As of this writing, the last time the Cleveland Indians won a World Series was in 1948, which means that despite their loss to the Chicago Cubs in 2016, there's technically no reason to believe in a "Curse of Chief Wahoo," the team's toothy, red-faced, and obviously offensive logo. That's because depictions of Native Americans swinging baseball bats—in feathered headgear and fringed-leather pants, no less—had been a staple of Cleveland Indians scorecards since the 1920s, while the first caricature of the Chief himself appeared in 1947. Therefore, if the curse had existed, how does one explain the team's World Series victory over the Boston Braves?
Well, the team's absence from post-season glory for 68 years could have been due to a lack of pitchers like Bob Lemon, Bob Feller, and Satchel Paige. The right-handed, slider-throwing Lemon did not get as much acclaim during the regular season as teammate Feller, but Lemon won both of the games he threw in the '48 series, while Feller lost his two starts. As for Paige, he made history by becoming the first African American to pitch in a World Series game.

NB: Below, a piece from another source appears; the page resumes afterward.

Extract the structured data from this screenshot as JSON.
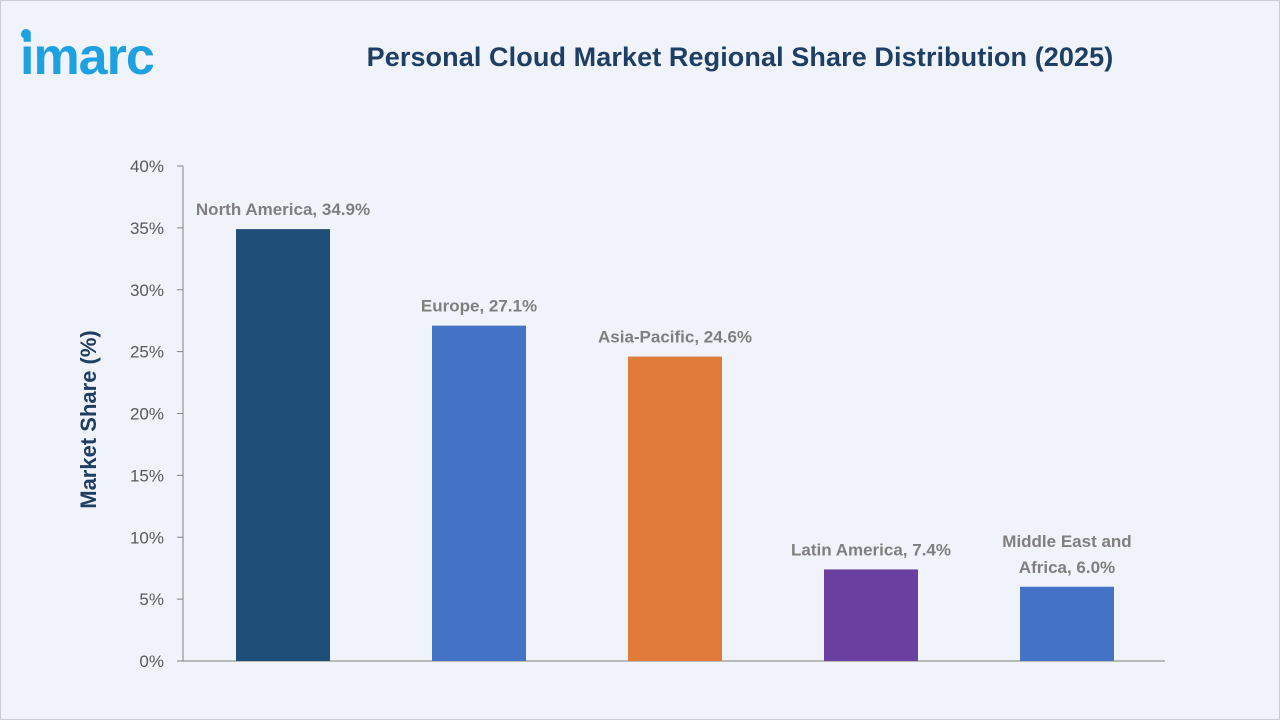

In subsequent decades, the Indians traded away some of the best players in baseball, including Roger Maris (who broke Babe Ruth's single-season home-run record), Rocky Colavito, Tommy John, and Dennis Eckersley. But in a way, the Cleveland Indians have left their mark on every team in baseball, since the annual award for the best pitcher in the American and National Leagues is named after perhaps the greatest Cleveland pitcher, Cy Young.